Myanmar’s New Coup: Comparing, Historicizing, and Theorizing

Thursday, February 11, 2021
11:30 AM - 12:30 PM

Online, via Zoom: REGISTER

  • Dan Slater

**Please note all CDDRL events are scheduled using the Pacific Time Zone

About the Event: The paradox of analyzing politics in Myanmar is never knowing whether or not events should surprise us. What Myanmar’s traumatic political history tells us is likely to happen is often diametrically opposed to what comparative and theoretical perspectives tell us is likely to happen.
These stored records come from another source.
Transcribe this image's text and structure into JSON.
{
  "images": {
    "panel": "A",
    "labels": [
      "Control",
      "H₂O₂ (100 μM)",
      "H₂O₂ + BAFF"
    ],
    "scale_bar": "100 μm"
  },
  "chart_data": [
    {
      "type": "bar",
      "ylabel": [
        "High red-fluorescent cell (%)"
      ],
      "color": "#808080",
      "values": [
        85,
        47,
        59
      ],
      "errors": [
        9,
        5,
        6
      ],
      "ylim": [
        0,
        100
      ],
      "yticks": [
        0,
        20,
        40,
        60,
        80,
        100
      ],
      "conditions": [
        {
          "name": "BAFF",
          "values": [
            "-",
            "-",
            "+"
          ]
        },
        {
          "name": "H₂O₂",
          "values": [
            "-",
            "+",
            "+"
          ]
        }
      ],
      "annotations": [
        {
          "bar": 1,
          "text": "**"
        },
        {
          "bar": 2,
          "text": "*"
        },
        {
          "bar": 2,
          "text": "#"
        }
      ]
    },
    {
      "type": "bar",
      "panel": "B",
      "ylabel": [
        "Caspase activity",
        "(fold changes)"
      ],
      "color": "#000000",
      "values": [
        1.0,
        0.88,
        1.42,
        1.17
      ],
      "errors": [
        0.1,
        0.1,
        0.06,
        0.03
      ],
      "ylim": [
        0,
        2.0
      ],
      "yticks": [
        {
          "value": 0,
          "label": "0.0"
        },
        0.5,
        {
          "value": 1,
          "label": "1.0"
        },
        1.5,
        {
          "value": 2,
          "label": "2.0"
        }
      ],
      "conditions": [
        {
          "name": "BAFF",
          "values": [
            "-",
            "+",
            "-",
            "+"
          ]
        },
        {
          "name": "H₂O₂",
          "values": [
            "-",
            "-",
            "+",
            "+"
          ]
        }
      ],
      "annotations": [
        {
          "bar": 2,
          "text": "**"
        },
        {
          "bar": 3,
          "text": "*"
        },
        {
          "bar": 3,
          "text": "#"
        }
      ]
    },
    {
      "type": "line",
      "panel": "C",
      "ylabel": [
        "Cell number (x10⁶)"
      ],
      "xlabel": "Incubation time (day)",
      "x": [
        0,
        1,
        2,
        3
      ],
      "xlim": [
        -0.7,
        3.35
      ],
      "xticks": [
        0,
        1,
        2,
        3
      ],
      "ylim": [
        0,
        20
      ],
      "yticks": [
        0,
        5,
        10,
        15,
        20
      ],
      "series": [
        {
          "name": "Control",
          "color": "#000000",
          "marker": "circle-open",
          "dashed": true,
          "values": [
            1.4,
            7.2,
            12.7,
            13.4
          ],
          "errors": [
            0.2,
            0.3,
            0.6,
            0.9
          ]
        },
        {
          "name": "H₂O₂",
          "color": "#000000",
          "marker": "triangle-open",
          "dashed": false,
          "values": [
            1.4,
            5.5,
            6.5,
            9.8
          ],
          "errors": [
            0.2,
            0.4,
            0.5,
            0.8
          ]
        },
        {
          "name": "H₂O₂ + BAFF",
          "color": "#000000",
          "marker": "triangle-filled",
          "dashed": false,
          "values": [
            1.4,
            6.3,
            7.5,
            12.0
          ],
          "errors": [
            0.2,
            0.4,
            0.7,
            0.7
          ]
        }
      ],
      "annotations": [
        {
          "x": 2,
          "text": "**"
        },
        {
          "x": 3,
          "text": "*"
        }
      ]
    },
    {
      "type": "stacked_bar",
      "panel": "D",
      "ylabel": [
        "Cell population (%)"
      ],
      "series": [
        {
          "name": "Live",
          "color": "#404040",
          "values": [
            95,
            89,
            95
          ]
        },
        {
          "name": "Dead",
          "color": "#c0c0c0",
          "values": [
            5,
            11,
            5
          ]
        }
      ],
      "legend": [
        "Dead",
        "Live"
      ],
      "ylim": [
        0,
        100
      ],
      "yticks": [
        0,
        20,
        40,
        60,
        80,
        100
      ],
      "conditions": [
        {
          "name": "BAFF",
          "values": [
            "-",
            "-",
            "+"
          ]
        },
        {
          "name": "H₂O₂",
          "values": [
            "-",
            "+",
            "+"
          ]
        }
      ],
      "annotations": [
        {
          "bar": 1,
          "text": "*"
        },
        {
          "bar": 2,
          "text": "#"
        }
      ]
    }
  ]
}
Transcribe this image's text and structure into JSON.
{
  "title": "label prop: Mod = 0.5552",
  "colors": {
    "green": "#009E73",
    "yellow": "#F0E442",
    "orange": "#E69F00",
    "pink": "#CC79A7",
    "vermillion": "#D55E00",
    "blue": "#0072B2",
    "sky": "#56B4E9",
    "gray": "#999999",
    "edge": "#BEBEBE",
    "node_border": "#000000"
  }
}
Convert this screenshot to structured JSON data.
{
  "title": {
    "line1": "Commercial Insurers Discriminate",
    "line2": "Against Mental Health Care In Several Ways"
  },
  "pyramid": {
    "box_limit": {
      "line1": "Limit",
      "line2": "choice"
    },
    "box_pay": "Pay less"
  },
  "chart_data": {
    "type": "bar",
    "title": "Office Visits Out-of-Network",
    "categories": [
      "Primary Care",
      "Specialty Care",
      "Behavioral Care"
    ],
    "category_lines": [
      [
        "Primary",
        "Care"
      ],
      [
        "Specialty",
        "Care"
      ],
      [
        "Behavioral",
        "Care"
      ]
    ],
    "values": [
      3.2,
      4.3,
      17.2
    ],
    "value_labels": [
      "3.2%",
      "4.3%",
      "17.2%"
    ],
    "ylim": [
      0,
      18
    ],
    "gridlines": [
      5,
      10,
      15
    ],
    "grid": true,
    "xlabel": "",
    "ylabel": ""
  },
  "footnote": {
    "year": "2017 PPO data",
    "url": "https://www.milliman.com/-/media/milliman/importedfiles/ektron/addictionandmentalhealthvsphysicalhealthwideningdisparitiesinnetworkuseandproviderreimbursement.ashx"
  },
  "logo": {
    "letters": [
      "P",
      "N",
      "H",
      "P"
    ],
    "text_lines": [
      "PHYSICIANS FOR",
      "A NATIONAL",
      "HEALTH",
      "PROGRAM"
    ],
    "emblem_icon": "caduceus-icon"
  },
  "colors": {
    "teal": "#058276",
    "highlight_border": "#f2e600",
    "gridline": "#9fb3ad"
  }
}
This presentation will consider Myanmar’s past decade of experimenting with reversible political reforms – which at least for now seems to have culminated in the military coup of February 1st – from both of these divergent perspectives. It will then draw upon those perspectives to offer several optimistic scenarios, before puzzling over how to assess the relative likelihood of the main optimistic and pessimistic scenarios coming to pass.


Dan Slater
About the Speaker:  Dan Slater is the Ronald and Eileen Weiser Professor of Emerging Democracies in the Department of Political Science and Director of the Weiser Center for Emerging Democracies (WCED) at the University of Michigan. He specializes in the politics and history of democracy and authoritarianism, with a regional focus on Southeast Asia. His most recent articles can be found in the Annual Review of Political Science, British Journal of Political Science, Comparative Politics, Democratization, Government and Opposition, Journal of East Asian Studies, Perspectives on Politics, and Social Science History.